Aki mollò il borsone a terra e sbatté la porta alle sue spalle che si chiuse con un gran fracasso che riecheggiò nel salotto invaso dal freddo silenzio che era sceso tra di loro. «Cosa ci fai tu qui?», rigirò la domanda lui, avvicinandosi al bancone dietro cui Viola se ne stava barricata. «I miei sanno che sei in casa loro?»

Si sentì meschino nel chiederlo, era ovvio che Viola fosse lì perché invitata da qualcuno, la chiave di scorta era al proprio posto e ciò significava che lei era entrata legittimamente, era lui quello che era arrivato in Italia clandestinamente e all'insaputa di tutta la sua famiglia che lo pensava ad Aalto impegnato negli ultimi ritocchi del suo progetto di laurea.

Le guance di lei si accesero di rosso. «Ovvio!», ribatté stizzita, l'offesa scritta chiara nei suoi occhi insolitamente freddi. «I tuoi sanno che sei in Italia?»

Viola non era stupida, anzi. Era ovvio avesse fatto uno più uno in meno di dieci secondi. Se qualcuno del clan Hirvonen avesse saputo del suo arrivo avrebbe avvertito Viola, e sicuramente lei sarebbe stata dovunque tranne che dove si trovava lui. 

«Ovvio che... no», sospirò sconfitto Aki, lasciandosi cadere su uno sgabello ed allungando un braccio per rubare un pezzo di zucchina ed infilarselo in bocca. Non toccava cibo da quella mattina ed era così famelico da farsi andare bene quel pinzimonio di verdura scondita.

Lei spostò le verdure tagliate facendole cadere in un piatto e allontanandole dalla sua portata. «Ecco risolto il mistero allora», concluse ricominciando ad affettare quella povera zucchina con più enfasi del necessario.
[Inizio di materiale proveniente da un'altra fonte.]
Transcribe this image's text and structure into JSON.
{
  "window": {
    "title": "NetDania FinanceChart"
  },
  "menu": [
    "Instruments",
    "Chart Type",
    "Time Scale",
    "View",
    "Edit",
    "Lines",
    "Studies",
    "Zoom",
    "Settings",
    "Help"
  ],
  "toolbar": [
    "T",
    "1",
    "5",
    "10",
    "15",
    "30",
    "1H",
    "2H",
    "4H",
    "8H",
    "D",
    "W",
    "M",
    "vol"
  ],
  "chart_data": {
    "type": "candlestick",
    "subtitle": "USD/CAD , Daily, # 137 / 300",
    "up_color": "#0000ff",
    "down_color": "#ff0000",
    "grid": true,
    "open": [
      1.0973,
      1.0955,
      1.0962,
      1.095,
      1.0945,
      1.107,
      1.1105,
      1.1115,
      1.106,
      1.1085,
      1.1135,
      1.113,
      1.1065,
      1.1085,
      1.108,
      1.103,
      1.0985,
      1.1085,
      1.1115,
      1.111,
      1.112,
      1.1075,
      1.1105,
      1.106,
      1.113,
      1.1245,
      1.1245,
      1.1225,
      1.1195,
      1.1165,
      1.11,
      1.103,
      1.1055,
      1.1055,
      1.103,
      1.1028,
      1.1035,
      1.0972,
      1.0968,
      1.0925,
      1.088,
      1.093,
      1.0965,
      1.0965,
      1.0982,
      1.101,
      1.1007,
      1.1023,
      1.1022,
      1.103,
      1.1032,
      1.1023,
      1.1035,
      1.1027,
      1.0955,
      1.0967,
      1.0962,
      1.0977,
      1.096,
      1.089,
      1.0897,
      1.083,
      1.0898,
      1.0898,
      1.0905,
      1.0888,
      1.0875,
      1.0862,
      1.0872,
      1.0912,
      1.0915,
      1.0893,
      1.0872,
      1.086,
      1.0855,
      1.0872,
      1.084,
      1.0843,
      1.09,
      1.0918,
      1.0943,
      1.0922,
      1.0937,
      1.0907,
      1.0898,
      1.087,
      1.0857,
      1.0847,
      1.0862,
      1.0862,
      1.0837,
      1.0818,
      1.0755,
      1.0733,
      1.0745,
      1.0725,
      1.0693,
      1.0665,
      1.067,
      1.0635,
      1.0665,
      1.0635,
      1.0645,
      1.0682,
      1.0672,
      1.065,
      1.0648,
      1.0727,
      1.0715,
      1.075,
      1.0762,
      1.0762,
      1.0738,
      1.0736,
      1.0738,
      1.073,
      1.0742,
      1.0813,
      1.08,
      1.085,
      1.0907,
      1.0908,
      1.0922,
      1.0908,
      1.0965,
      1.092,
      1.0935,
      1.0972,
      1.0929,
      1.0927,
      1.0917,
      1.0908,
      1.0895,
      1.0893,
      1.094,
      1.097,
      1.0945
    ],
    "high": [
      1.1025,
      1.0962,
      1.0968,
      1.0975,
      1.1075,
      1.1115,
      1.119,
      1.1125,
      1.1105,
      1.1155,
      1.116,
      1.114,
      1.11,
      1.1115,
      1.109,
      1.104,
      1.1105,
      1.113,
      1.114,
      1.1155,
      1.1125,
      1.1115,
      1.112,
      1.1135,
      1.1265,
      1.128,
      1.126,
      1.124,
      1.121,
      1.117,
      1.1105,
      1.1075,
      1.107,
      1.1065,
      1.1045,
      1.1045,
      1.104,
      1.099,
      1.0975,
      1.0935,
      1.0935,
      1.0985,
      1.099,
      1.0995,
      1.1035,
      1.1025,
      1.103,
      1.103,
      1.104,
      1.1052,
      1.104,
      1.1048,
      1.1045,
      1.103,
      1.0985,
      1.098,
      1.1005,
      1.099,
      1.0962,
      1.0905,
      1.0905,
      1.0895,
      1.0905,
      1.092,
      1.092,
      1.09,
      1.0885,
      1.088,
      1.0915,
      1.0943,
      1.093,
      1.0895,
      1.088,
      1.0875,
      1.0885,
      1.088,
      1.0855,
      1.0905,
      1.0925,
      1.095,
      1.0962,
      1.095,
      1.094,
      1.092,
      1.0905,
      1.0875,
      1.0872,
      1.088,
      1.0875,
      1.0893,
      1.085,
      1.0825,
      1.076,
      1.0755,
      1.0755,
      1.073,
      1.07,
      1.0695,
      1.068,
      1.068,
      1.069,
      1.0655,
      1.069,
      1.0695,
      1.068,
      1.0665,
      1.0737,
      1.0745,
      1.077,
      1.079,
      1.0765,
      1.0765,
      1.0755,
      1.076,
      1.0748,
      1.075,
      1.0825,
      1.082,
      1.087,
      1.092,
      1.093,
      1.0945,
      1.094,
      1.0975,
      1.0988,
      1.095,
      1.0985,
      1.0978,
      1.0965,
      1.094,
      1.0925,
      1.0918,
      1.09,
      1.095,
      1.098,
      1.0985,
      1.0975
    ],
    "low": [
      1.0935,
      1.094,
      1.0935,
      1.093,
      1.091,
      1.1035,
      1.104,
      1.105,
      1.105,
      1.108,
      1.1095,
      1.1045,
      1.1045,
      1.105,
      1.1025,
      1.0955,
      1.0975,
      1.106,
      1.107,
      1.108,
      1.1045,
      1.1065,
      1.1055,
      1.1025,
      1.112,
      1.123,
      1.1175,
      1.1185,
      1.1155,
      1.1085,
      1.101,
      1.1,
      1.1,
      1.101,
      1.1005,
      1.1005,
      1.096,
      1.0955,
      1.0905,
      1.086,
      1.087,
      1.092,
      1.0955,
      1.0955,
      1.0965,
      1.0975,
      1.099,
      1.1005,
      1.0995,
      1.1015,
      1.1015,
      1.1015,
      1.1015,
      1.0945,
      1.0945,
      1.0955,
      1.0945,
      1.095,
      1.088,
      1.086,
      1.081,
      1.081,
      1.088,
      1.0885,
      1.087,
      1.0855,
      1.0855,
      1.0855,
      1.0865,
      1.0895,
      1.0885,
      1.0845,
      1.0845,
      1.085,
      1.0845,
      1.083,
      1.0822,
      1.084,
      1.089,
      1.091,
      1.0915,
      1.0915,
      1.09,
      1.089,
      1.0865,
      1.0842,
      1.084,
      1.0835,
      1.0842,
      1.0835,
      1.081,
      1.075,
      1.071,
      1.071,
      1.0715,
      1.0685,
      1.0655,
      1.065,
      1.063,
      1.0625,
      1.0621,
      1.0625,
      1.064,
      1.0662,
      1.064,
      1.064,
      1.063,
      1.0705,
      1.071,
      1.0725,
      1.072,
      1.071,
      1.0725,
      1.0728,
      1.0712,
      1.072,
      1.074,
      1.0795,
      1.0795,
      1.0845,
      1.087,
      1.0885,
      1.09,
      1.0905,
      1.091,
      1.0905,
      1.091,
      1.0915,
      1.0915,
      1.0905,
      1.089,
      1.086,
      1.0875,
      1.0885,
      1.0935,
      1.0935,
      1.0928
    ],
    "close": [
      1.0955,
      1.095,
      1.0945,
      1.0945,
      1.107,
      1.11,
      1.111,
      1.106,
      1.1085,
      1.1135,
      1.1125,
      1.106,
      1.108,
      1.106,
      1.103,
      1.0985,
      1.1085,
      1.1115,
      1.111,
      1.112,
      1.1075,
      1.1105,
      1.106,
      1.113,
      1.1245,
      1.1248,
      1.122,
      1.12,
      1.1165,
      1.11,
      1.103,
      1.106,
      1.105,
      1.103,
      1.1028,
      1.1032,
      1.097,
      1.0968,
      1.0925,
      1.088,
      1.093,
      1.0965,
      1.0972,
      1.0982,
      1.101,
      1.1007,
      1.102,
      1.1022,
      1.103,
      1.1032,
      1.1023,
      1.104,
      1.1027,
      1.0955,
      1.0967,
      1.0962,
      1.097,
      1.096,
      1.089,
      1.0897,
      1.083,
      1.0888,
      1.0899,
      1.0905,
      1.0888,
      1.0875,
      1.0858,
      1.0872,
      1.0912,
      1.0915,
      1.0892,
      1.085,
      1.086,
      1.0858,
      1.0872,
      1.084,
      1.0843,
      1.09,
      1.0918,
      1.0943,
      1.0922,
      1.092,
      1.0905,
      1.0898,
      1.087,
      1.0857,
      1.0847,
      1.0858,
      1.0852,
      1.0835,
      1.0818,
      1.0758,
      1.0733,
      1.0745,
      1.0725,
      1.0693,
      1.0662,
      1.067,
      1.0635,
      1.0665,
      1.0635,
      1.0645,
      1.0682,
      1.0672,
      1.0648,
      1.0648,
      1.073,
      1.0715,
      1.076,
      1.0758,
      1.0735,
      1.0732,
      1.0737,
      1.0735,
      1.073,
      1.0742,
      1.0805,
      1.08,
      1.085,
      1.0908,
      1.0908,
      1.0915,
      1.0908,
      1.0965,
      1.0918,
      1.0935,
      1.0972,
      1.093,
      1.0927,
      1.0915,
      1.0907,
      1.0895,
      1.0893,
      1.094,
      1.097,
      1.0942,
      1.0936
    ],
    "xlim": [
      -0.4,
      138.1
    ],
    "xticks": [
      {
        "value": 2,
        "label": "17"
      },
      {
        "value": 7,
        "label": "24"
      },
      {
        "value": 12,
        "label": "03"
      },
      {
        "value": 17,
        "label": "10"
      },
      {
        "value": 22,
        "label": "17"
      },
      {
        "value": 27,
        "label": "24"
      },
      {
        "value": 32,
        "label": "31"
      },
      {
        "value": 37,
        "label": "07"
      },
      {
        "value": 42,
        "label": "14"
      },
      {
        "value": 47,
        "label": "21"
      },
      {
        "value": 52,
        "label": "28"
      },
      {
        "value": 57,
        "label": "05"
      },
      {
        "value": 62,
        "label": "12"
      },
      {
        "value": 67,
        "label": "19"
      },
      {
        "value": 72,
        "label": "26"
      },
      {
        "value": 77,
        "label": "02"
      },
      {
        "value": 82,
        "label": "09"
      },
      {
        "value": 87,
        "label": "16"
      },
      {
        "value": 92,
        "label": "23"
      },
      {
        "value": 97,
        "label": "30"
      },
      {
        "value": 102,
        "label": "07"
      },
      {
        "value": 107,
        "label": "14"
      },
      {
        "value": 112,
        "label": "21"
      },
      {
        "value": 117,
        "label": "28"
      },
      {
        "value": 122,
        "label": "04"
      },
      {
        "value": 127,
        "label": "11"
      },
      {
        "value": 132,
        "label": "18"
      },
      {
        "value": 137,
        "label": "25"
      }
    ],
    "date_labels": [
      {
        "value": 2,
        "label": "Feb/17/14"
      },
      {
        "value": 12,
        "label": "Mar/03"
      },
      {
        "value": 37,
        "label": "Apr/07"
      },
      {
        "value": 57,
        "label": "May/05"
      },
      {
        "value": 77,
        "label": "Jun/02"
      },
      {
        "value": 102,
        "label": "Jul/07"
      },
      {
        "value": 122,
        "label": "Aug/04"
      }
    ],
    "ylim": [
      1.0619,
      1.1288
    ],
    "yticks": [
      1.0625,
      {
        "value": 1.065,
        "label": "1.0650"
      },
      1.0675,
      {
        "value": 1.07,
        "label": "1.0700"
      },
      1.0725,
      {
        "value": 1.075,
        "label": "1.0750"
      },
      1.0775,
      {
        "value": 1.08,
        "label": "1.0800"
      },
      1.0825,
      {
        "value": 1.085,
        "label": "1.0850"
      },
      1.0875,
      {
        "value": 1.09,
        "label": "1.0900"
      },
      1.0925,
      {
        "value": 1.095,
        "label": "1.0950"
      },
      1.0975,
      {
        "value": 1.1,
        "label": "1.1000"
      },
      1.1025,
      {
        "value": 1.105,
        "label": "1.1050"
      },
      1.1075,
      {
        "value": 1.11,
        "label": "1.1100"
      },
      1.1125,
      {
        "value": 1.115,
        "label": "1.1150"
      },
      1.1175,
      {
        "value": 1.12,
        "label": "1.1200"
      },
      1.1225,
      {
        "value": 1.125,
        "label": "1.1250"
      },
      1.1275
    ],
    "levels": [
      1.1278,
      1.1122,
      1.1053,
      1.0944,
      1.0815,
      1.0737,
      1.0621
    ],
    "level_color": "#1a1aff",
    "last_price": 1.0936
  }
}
Era una scena insolitamente domestica, e Aki fissò affascinato le sua dita che si muovevano veloci e sminuzzavano con precisione chirurgica la verdura. Si riscosse quando lei arrivò alla fine e la lama del coltello strisciò sulla superficie lignea del tagliere facendogli accapponare la pelle. «Ma seriamente, cosa ci fai tu qui?»

Era lì con Mika? L'idea che il fratello potesse apparire da un momento all'altro, il tono di voce squillante, e il telefono già pronto per sbugiardarlo davanti a Susanna, gli fece chiudere lo stomaco. Viola sapeva tenere un segreto, lo aveva già dimostrato, Mika no.

«Ceni?», gli chiese lanciandogli un'occhiata. Lui annuì e lei gli diede le spalle, iniziando ad affaccendarsi ai fornelli. Aprì lo stipetto alla destra del lavello e prese la bottiglia dell'olio da versare nella padella che aveva già preparato sul fuoco.